The Constitution’s high regard for religious liberty also means that governments regularly make voluntary accommodations for religious believers. Charitable contributions to churches and other faith-based institutions may count as tax deductions, and state laws routinely exempt religious institutions from measures that prohibit discrimination on the basis of religion. Others take active measures to ensure that religious institutions are included as equal players with regard to funding for social welfare programs, educational programs, or other aid initiatives. School voucher programs, for example, regularly allow parents or students to use taxpayer funds to cover tuition costs at private, sectarian schools. In addition, federally funded Pell Grants, the GI Bill®, and other college tuition programs permit students to use their government grants at the accredited university of their choice. In many ways, these protections have helped to keep churches and faith-based institutions strong, even in an era of increasing government regulation. But that should not be too surprising, since religious communities have long been viewed as purveyors of social good.

However, that positive view of religion may be changing. Acts of terrorism by a few religious extremists, such as what we witnessed this past year in San Bernardino and Orlando, have caused some to advocate the revocation of civil rights for all Muslims. This would not only violate their constitutional rights, but also reverse our long-held tradition of promoting religious tolerance for all. Others have openly questioned the character of Christians who disagree with majority opinion on significant social issues, such as mandatory vaccination laws, right-to-die laws, and the Supreme Court’s ruling last year on same-sex marriage.

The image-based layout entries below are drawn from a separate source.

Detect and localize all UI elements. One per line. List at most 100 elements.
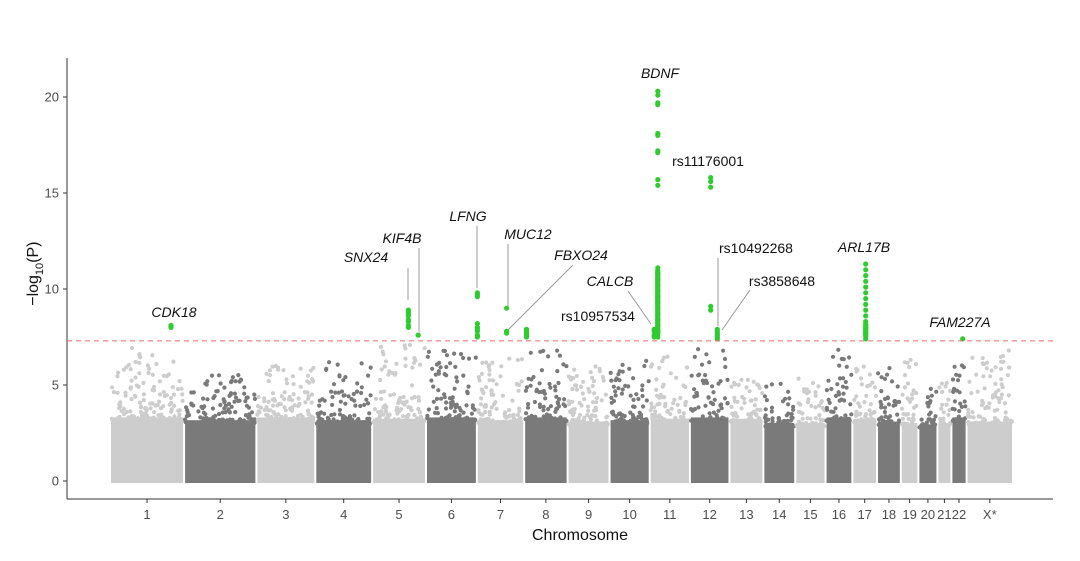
snp-point bbox=[444, 353, 450, 358]
leader-line-rs3858648 bbox=[721, 289, 751, 331]
snp-point bbox=[518, 416, 523, 421]
snp-point bbox=[707, 411, 712, 416]
snp-point bbox=[856, 418, 861, 423]
snp-point bbox=[914, 403, 919, 408]
snp-point bbox=[491, 378, 496, 383]
snp-point bbox=[233, 395, 239, 400]
snp-point bbox=[862, 400, 867, 405]
snp-point bbox=[118, 404, 123, 409]
significant-snps bbox=[168, 88, 966, 342]
snp-point bbox=[168, 418, 173, 423]
snp-point bbox=[937, 385, 942, 390]
snp-point bbox=[297, 418, 302, 423]
snp-point bbox=[476, 408, 481, 413]
snp-point bbox=[746, 412, 751, 417]
snp-point bbox=[128, 386, 133, 391]
snp-point bbox=[115, 390, 120, 395]
snp-point bbox=[699, 362, 705, 367]
snp-point bbox=[816, 384, 821, 389]
significant-snp-SNX24 bbox=[405, 319, 411, 325]
snp-point bbox=[331, 417, 336, 422]
snp-point bbox=[644, 417, 649, 422]
snp-point bbox=[116, 370, 121, 375]
snp-point bbox=[586, 408, 591, 413]
snp-point bbox=[999, 359, 1004, 364]
snp-point bbox=[887, 366, 892, 371]
snp-point bbox=[532, 399, 538, 405]
snp-point bbox=[169, 409, 174, 414]
snp-point bbox=[833, 418, 838, 423]
snp-point bbox=[798, 410, 803, 415]
snp-point bbox=[800, 416, 805, 421]
snp-point bbox=[514, 381, 519, 386]
snp-point bbox=[346, 394, 351, 399]
snp-point bbox=[752, 403, 758, 408]
snp-point bbox=[455, 379, 460, 384]
snp-point bbox=[152, 418, 157, 423]
snp-point bbox=[840, 384, 846, 389]
significant-snp-KIF4B bbox=[415, 332, 421, 338]
snp-point bbox=[657, 365, 662, 371]
x-tick-label-chr-1: 1 bbox=[143, 507, 150, 522]
chromosome-3-points bbox=[255, 363, 316, 483]
snp-point bbox=[810, 380, 816, 386]
y-tick-label: 10 bbox=[45, 282, 59, 297]
snp-point bbox=[831, 409, 836, 415]
snp-point bbox=[189, 390, 194, 395]
chromosome-15-dense-band bbox=[796, 422, 825, 483]
snp-point bbox=[216, 421, 221, 426]
y-axis-title-main: −log bbox=[25, 275, 42, 306]
snp-point bbox=[849, 372, 854, 377]
snp-point bbox=[210, 406, 215, 411]
snp-point bbox=[461, 355, 466, 361]
snp-point bbox=[910, 419, 915, 424]
snp-point bbox=[835, 382, 840, 387]
snp-point bbox=[590, 383, 595, 389]
snp-point bbox=[683, 399, 689, 404]
snp-point bbox=[636, 396, 641, 402]
snp-point bbox=[778, 381, 783, 386]
snp-point bbox=[203, 412, 208, 417]
gene-label-LFNG: LFNG bbox=[449, 208, 486, 224]
chromosome-22-dense-band bbox=[952, 417, 966, 483]
snp-point bbox=[272, 398, 278, 403]
significant-snp-ARL17B bbox=[863, 273, 869, 279]
snp-point bbox=[161, 390, 166, 395]
snp-point bbox=[842, 398, 847, 403]
snp-point bbox=[412, 418, 417, 423]
snp-point bbox=[904, 412, 909, 417]
snp-point bbox=[394, 408, 399, 413]
snp-point bbox=[753, 397, 758, 402]
snp-point bbox=[613, 393, 618, 398]
snp-point bbox=[158, 415, 163, 420]
snp-point bbox=[859, 382, 864, 387]
snp-point bbox=[342, 415, 347, 420]
snp-point bbox=[905, 381, 911, 386]
snp-point bbox=[1003, 410, 1008, 415]
snp-point bbox=[871, 417, 877, 423]
snp-point bbox=[268, 408, 273, 413]
snp-point bbox=[382, 389, 387, 394]
snp-point bbox=[412, 412, 417, 418]
snp-point bbox=[902, 373, 908, 378]
snp-point bbox=[232, 391, 237, 396]
snp-point bbox=[413, 358, 418, 363]
snp-point bbox=[631, 415, 636, 421]
snp-point bbox=[557, 397, 562, 402]
snp-point bbox=[401, 394, 406, 400]
snp-point bbox=[211, 395, 216, 401]
snp-point bbox=[940, 389, 945, 394]
snp-point bbox=[140, 418, 146, 423]
snp-point bbox=[290, 374, 295, 379]
snp-point bbox=[692, 354, 697, 359]
x-tick-label-chr-5: 5 bbox=[395, 507, 402, 522]
snp-point bbox=[384, 409, 389, 414]
snp-point bbox=[484, 360, 489, 365]
snp-point bbox=[320, 397, 325, 402]
chromosome-16-dense-band bbox=[826, 417, 852, 483]
chromosome-6-points bbox=[425, 348, 478, 483]
snp-point bbox=[677, 409, 682, 414]
chromosome-8-points bbox=[523, 348, 569, 483]
snp-point bbox=[769, 382, 775, 387]
snp-point bbox=[477, 378, 482, 383]
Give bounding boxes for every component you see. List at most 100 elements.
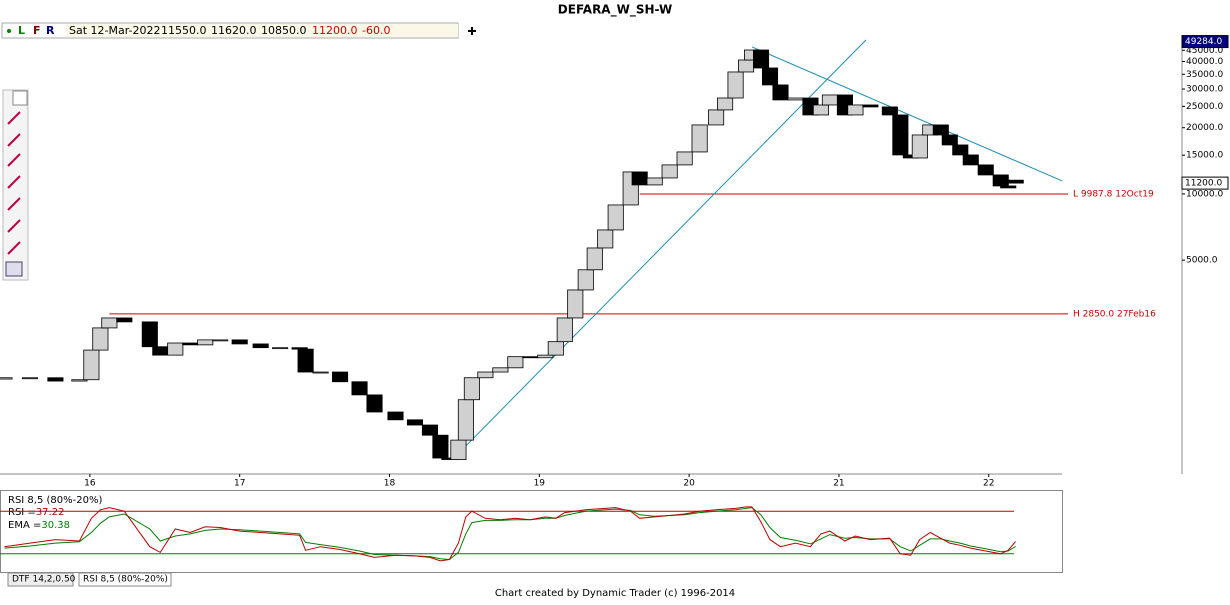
candle xyxy=(847,104,864,116)
tab-label[interactable]: RSI 8,5 (80%-20%) xyxy=(83,575,168,585)
candle xyxy=(21,377,39,380)
candle xyxy=(432,434,449,459)
add-button[interactable] xyxy=(468,27,476,35)
candle xyxy=(152,346,169,356)
candle xyxy=(252,343,269,349)
candle xyxy=(351,381,368,396)
candle xyxy=(941,134,958,146)
candle xyxy=(1007,179,1024,184)
candle xyxy=(141,321,158,348)
rsi-title: RSI 8,5 (80%-20%) xyxy=(8,495,102,506)
status-dot xyxy=(7,29,11,33)
button-l[interactable]: L xyxy=(18,24,25,37)
candle xyxy=(297,348,314,373)
x-tick-label: 22 xyxy=(983,479,994,489)
candle xyxy=(83,349,100,381)
button-f[interactable]: F xyxy=(33,24,41,37)
candle xyxy=(463,377,480,401)
candle xyxy=(507,356,524,369)
legend-value: 30.38 xyxy=(41,520,70,531)
candle xyxy=(522,356,539,359)
candle xyxy=(911,134,928,159)
candle xyxy=(752,49,770,69)
candle xyxy=(691,124,708,153)
candle xyxy=(992,174,1009,187)
quote-date: Sat 12-Mar-2022 xyxy=(69,24,161,37)
tab[interactable] xyxy=(78,572,172,587)
candle xyxy=(577,269,594,291)
candle xyxy=(387,411,404,421)
candle xyxy=(450,439,467,460)
x-tick-label: 17 xyxy=(234,479,245,489)
quote-low: 10850.0 xyxy=(261,24,307,37)
tool-close[interactable] xyxy=(12,90,28,106)
candle xyxy=(597,229,614,249)
candle xyxy=(772,84,789,101)
candle xyxy=(272,347,289,350)
x-tick-label: 18 xyxy=(384,479,396,489)
candle xyxy=(962,154,979,166)
candle xyxy=(197,339,214,346)
candle xyxy=(586,247,603,271)
candle xyxy=(477,371,494,379)
y-tick-label: 15000.0 xyxy=(1186,151,1223,161)
level-label: H 2850.0 27Feb16 xyxy=(1073,309,1156,319)
candle xyxy=(556,317,573,343)
candle xyxy=(0,377,13,380)
button-r[interactable]: R xyxy=(46,24,55,37)
candle xyxy=(92,327,109,351)
candle xyxy=(1000,185,1017,189)
candle xyxy=(421,424,438,436)
candle xyxy=(366,394,383,413)
tab[interactable] xyxy=(7,572,74,587)
candle xyxy=(406,419,424,426)
candle xyxy=(952,144,969,156)
x-tick-label: 16 xyxy=(84,479,96,489)
candle xyxy=(661,164,678,179)
candle xyxy=(116,317,133,323)
x-tick-label: 20 xyxy=(683,479,695,489)
candle xyxy=(932,124,949,136)
candle xyxy=(708,109,725,126)
x-tick-label: 19 xyxy=(534,479,546,489)
candle xyxy=(977,164,994,176)
tool-pt[interactable] xyxy=(5,261,23,277)
quote-open: 11550.0 xyxy=(161,24,207,37)
price-marker xyxy=(1181,176,1229,190)
tab-label[interactable]: DTF 14,2,0.50 xyxy=(12,575,76,585)
series-line xyxy=(4,506,1016,562)
quote-change: -60.0 xyxy=(362,24,390,37)
candle xyxy=(607,204,624,231)
legend-rsi: RSI =37.22 xyxy=(8,507,64,518)
legend-name: EMA = xyxy=(8,520,41,531)
y-tick-label: 40000.0 xyxy=(1186,57,1223,67)
quote-box xyxy=(66,24,458,37)
candle xyxy=(101,317,118,329)
y-tick-label: 35000.0 xyxy=(1186,70,1223,80)
price-marker-label: 49284.0 xyxy=(1185,37,1222,47)
candle xyxy=(212,339,229,342)
x-tick-label: 21 xyxy=(833,479,844,489)
legend-value: 37.22 xyxy=(36,507,65,518)
candle xyxy=(182,342,199,346)
candle xyxy=(862,104,879,108)
legend-name: RSI = xyxy=(8,507,36,518)
price-marker xyxy=(1181,35,1229,49)
y-tick-label: 25000.0 xyxy=(1186,102,1223,112)
candle xyxy=(231,339,248,345)
chart-title: DEFARA_W_SH-W xyxy=(558,3,672,18)
legend-ema: EMA =30.38 xyxy=(8,520,70,531)
trendline xyxy=(452,39,867,460)
candle xyxy=(646,177,663,186)
footer: Chart created by Dynamic Trader (c) 1996… xyxy=(495,588,735,599)
candle xyxy=(312,371,329,374)
tool-icons[interactable] xyxy=(7,111,21,255)
y-tick-label: 5000.0 xyxy=(1186,256,1218,266)
quote-high: 11620.0 xyxy=(211,24,257,37)
candle xyxy=(167,342,184,356)
candle xyxy=(761,67,779,86)
candle xyxy=(787,97,804,101)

Although these threats to religious freedom are significant, the greatest existential threat to religious liberty may still be yet to come. Surveys from the last two decades reveal that regular church attendance is declining and, as a result, nearly 25 percent of those adults claim no religious affiliation. Even more troubling, more than one-third of millennials categorized themselves as religious “nones.” If this trajectory remains unchanged, we will soon be looking at a society where religious believers of all types will be in the minority. That will likely lead to a slow erosion of religious liberty. Governments will be less likely to consider the impact on religious communities when they adopt policy, and they will be less predisposed to make accommodations for religious believers negatively impacted by public policy. Perhaps most significantly, future judges, who are drawn from the community at large, may be less willing to defend religious liberty when future constitutional challenges arise.

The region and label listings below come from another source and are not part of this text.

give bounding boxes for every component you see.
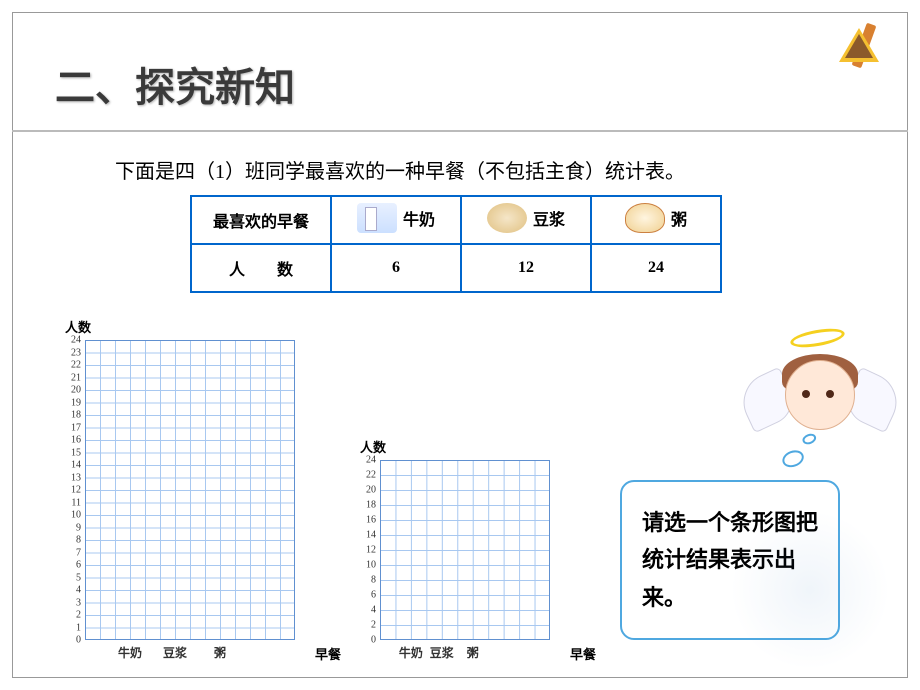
food-cell-milk: 牛奶	[331, 196, 461, 244]
grid-chart-right: 人数 早餐 024681012141618202224牛奶豆浆粥	[380, 460, 550, 640]
geometry-tools-icon	[835, 18, 890, 73]
y-tick-label: 23	[71, 347, 85, 358]
y-tick-label: 16	[366, 515, 380, 526]
y-tick-label: 18	[71, 410, 85, 421]
y-tick-label: 24	[366, 455, 380, 466]
y-tick-label: 10	[71, 510, 85, 521]
y-tick-label: 2	[371, 620, 380, 631]
x-tick-label: 粥	[467, 640, 479, 661]
milk-icon	[357, 203, 397, 233]
y-tick-label: 2	[76, 610, 85, 621]
count-cell: 6	[331, 244, 461, 292]
y-tick-label: 6	[76, 560, 85, 571]
y-tick-label: 0	[371, 635, 380, 646]
y-tick-label: 14	[71, 460, 85, 471]
y-tick-label: 16	[71, 435, 85, 446]
food-label: 豆浆	[533, 206, 565, 230]
y-tick-label: 0	[76, 635, 85, 646]
y-tick-label: 12	[366, 545, 380, 556]
count-cell: 12	[461, 244, 591, 292]
y-tick-label: 21	[71, 372, 85, 383]
y-tick-label: 1	[76, 622, 85, 633]
grid-chart-left: 人数 早餐 0123456789101112131415161718192021…	[85, 340, 295, 640]
y-tick-label: 24	[71, 335, 85, 346]
x-tick-label: 牛奶	[118, 640, 142, 661]
x-axis-title: 早餐	[315, 640, 341, 663]
food-label: 牛奶	[403, 206, 435, 230]
y-tick-label: 4	[76, 585, 85, 596]
y-tick-label: 6	[371, 590, 380, 601]
table-row: 人 数 6 12 24	[191, 244, 721, 292]
y-tick-label: 10	[366, 560, 380, 571]
row-header-foods: 最喜欢的早餐	[191, 196, 331, 244]
y-tick-label: 3	[76, 597, 85, 608]
food-label: 粥	[671, 206, 687, 230]
x-tick-label: 豆浆	[163, 640, 187, 661]
x-tick-label: 粥	[214, 640, 226, 661]
food-cell-soymilk: 豆浆	[461, 196, 591, 244]
table-row: 最喜欢的早餐 牛奶 豆浆 粥	[191, 196, 721, 244]
section-heading: 二、探究新知	[55, 55, 295, 113]
y-tick-label: 11	[71, 497, 85, 508]
breakfast-table: 最喜欢的早餐 牛奶 豆浆 粥 人 数 6 12 24	[190, 195, 722, 293]
y-tick-label: 19	[71, 397, 85, 408]
x-tick-label: 牛奶	[399, 640, 423, 661]
grid-border	[380, 460, 550, 640]
y-tick-label: 20	[366, 485, 380, 496]
y-tick-label: 17	[71, 422, 85, 433]
y-tick-label: 5	[76, 572, 85, 583]
food-cell-porridge: 粥	[591, 196, 721, 244]
y-tick-label: 7	[76, 547, 85, 558]
y-tick-label: 18	[366, 500, 380, 511]
y-tick-label: 22	[71, 360, 85, 371]
soymilk-icon	[487, 203, 527, 233]
y-tick-label: 9	[76, 522, 85, 533]
divider	[12, 130, 908, 132]
angel-mascot-icon	[760, 340, 890, 470]
y-tick-label: 4	[371, 605, 380, 616]
intro-text: 下面是四（1）班同学最喜欢的一种早餐（不包括主食）统计表。	[115, 155, 685, 184]
row-header-count: 人 数	[191, 244, 331, 292]
x-tick-label: 豆浆	[430, 640, 454, 661]
y-tick-label: 22	[366, 470, 380, 481]
y-tick-label: 8	[76, 535, 85, 546]
count-cell: 24	[591, 244, 721, 292]
x-axis-title: 早餐	[570, 640, 596, 663]
watermark-icon	[730, 510, 890, 670]
grid-border	[85, 340, 295, 640]
y-tick-label: 12	[71, 485, 85, 496]
y-tick-label: 14	[366, 530, 380, 541]
y-tick-label: 13	[71, 472, 85, 483]
y-tick-label: 20	[71, 385, 85, 396]
y-tick-label: 15	[71, 447, 85, 458]
porridge-icon	[625, 203, 665, 233]
y-tick-label: 8	[371, 575, 380, 586]
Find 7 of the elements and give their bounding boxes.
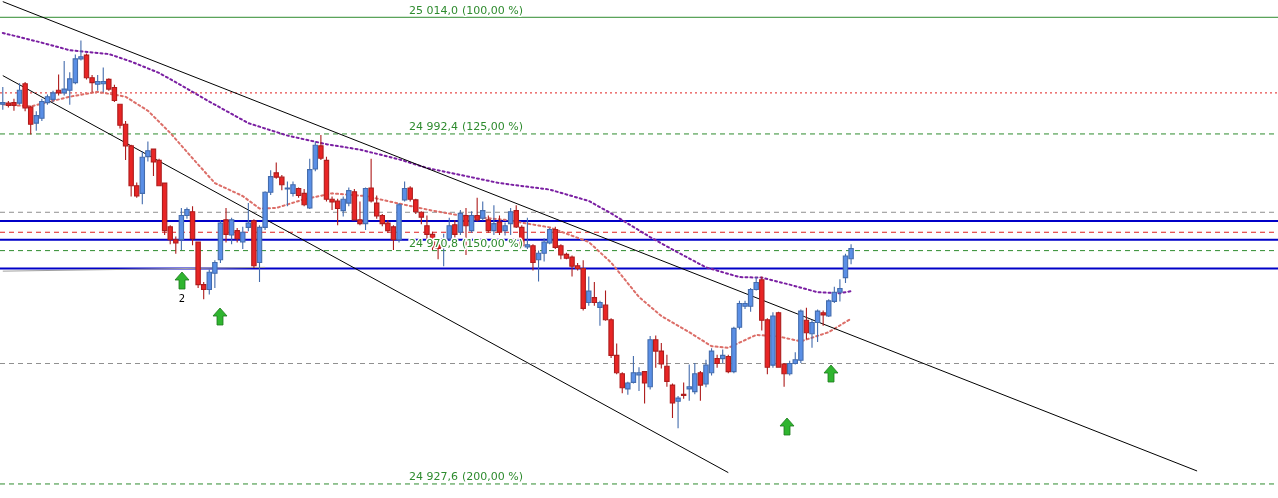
- y-tick-label: 24 927,6: [409, 470, 459, 484]
- annotation: (200,00 %): [462, 470, 524, 484]
- annotation: (100,00 %): [462, 3, 524, 17]
- annotation: (125,00 %): [462, 120, 524, 134]
- annotation: 2: [178, 293, 186, 304]
- y-tick-label: 24 992,4: [409, 120, 459, 134]
- y-tick-label: 25 014,0: [409, 3, 459, 17]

Despite these challenges, the good news is that we can act today to preserve religious liberty for tomorrow. First, we can model reverence for religious freedom by extending tolerance to others. Our commitment to religious liberty cannot extend solely to our own faith community, but must be widely championed for all. Christians should be the first to defend the constitutional rights of Muslims and those who belong to minority faiths. Second, we can practice good citizenship by obeying the law, even when we disagree with it (Romans 13); helping all our neighbors, not just those within the community of faith (Luke 10:25-37); and treating all people— including political leaders with whom we profoundly disagree—with love and respect (John 13:35). Finally, we can prioritize evangelism and discipleship in order to fulfill the Great Commission (Matthew 28:16-20) and reverse the rise of the “nones.”

John Adams once remarked, “Our Constitution was made only for a moral and religious people. It is wholly inadequate to the government of any other.” If we are able to live out the commands of Scripture by sharing our faith, demonstrating tolerance toward others, and loving our neighbors as ourselves, then we will do more than just safeguard our religious liberty. We might just preserve the nation itself.